One of the examples, AU-15330 is a SMARCA2/4 selective tool degrader created using the platform. With one of the smallest molecular weights in the class, AU-15330 has proven effective in multiple oncology models including CRPC, both as a single agent and in combination with SOC.

Targeted immune checkpoint protein interventions are now clinically proven, offering immense benefits to patients. Small molecule immune checkpoint inhibitors potentially offer advantages including ease of dosing, the ability to manage immune-related adverse events (irAEs) due to their shorter pharmacokinetic exposure, and the opportunity to target more than one pathway for improving efficacy.

Utilizing the small molecule IO platform, we have developed inhibitors to several key immune checkpoint proteins. One such molecule is AUR103 – a small molecule CD47 inhibitor not expected to show toxicities such as anemia, thrombocytopenia, and leukopenia – which have been reported with several CD47 antibodies.

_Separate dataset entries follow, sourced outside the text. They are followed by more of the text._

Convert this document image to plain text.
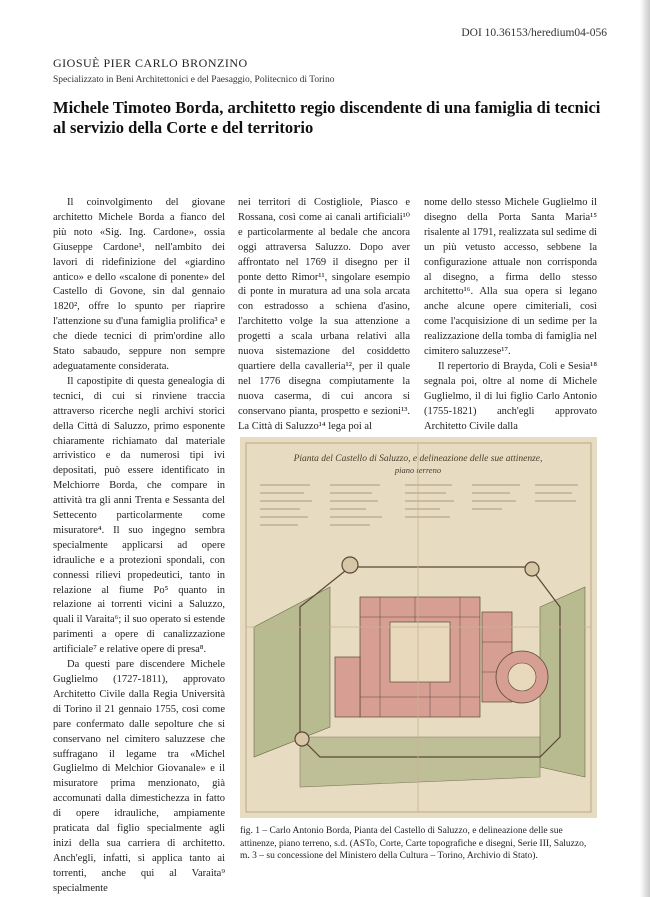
DOI 10.36153/heredium04-056
GIOSUÈ PIER CARLO BRONZINO
Specializzato in Beni Architettonici e del Paesaggio, Politecnico di Torino
Michele Timoteo Borda, architetto regio discendente di una famiglia di tecnici al servizio della Corte e del territorio

Il coinvolgimento del giovane architetto Michele Borda a fianco del più noto «Sig. Ing. Cardone», ossia Giuseppe Cardone¹, nell'ambito dei lavori di ridefinizione del «giardino antico» e dello «scalone di ponente» del Castello di Govone, sin dal gennaio 1820², offre lo spunto per riaprire l'attenzione su d'una famiglia prolifica³ e che diede tecnici di prim'ordine allo Stato sabaudo, seppure non sempre adeguatamente considerata.

Il capostipite di questa genealogia di tecnici, di cui si rinviene traccia attraverso ricerche negli archivi storici della Città di Saluzzo, primo esponente chiaramente richiamato dal materiale arrivistico e da numerosi tipi ivi depositati, può essere identificato in Melchiorre Borda, che compare in attività tra gli anni Trenta e Sessanta del Settecento particolarmente come misuratore⁴. Il suo ingegno sembra specialmente applicarsi ad opere idrauliche e a protezioni spondali, con connessi rilievi propedeutici, tanto in relazione al fiume Po⁵ quanto in relazione ai torrenti vicini a Saluzzo, quali il Varaita⁶; il suo operato si estende parimenti a opere di canalizzazione artificiale⁷ e relative opere di presa⁸.

Da questi pare discendere Michele Guglielmo (1727-1811), approvato Architetto Civile dalla Regia Università di Torino il 21 gennaio 1755, così come pare confermato dalle sepolture che si conservano nel cimitero saluzzese che suffragano il legame tra «Michel Guglielmo di Melchior Giovanale» e il misuratore prima menzionato, già accomunati dalla dimestichezza in fatto di opere idrauliche, ampiamente praticata dal figlio specialmente agli inizi della sua carriera di architetto. Anch'egli, infatti, si applica tanto ai torrenti, anche qui al Varaita⁹ specialmente

nei territori di Costigliole, Piasco e Rossana, così come ai canali artificiali¹⁰ e particolarmente al bedale che ancora oggi attraversa Saluzzo. Dopo aver affrontato nel 1769 il disegno per il ponte detto Rimor¹¹, singolare esempio di ponte in muratura ad una sola arcata con estradosso a schiena d'asino, l'architetto volge la sua attenzione a progetti a scala urbana relativi alla nuova sistemazione del cosiddetto quartiere della cavalleria¹², per il quale nel 1776 disegna compiutamente la nuova caserma, di cui ancora si conservano pianta, prospetto e sezioni¹³. La Città di Saluzzo¹⁴ lega poi al

nome dello stesso Michele Guglielmo il disegno della Porta Santa Maria¹⁵ risalente al 1791, realizzata sul sedime di un più vetusto accesso, sebbene la configurazione attuale non corrisponda al disegno, a firma dello stesso architetto¹⁶. Alla sua opera si legano anche alcune opere cimiteriali, così come l'acquisizione di un sedime per la realizzazione della tomba di famiglia nel cimitero saluzzese¹⁷.

Il repertorio di Brayda, Coli e Sesia¹⁸ segnala poi, oltre al nome di Michele Guglielmo, il di lui figlio Carlo Antonio (1755-1821) anch'egli approvato Architetto Civile dalla

Pianta del Castello di Saluzzo, e delineazione delle sue attinenze,
piano terreno

fig. 1 – Carlo Antonio Borda, Pianta del Castello di Saluzzo, e delineazione delle sue attinenze, piano terreno, s.d. (ASTo, Corte, Carte topografiche e disegni, Serie III, Saluzzo, m. 3 – su concessione del Ministero della Cultura – Torino, Archivio di Stato).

Since the FDA approval of imatinib in 2001, kinases have become a key target class in oncology because of their role in controlling the pathways that are transformed in cancer. Our kinase inhibitor platform utilizes a thorough understanding of the kinase inhibitor chemical space, collection of proprietary covalent and non-covalent fragments and X-ray crystallography in combination with modelling studies.

Utilizing this platform, we have discovered a number of inhibitors for various kinases that include the IRAK4 inhibitor emavusertib, which is currently undergoing global clinical development by Curis.

Synthetic peptides offer intrinsic advantages as inhibitors or activators of protein-protein interactions (PPI) for use in oncology compared with small molecules and antibodies. Our peptide drug discovery platform utilizes the crystal structure of PPIs for the rational design of peptides and further stabilization by various state-of-the art chemical modifications.

Utilizing the peptide platform, we have discovered NP-12, the first rationally designed peptide therapeutic targeting PD-1 signaling pathway.

Antibody-based therapy targeting cell surface proteins has proven to be a preferred therapeutic modality in oncology.

Our pursuit of next generation novel antibody-based therapeutics is powered by our unique antibody discovery platform. This platform synergises a proprietary large diverse human antibody library, complimentary phage and yeast surface technologies and in-house developed customizable in silico selection. We now have created a robust foundation to launching discovery programs soon for novel monoclonal antibodies, bispecific antibodies, antibody-drug conjugates, and other antibody-based therapeutics.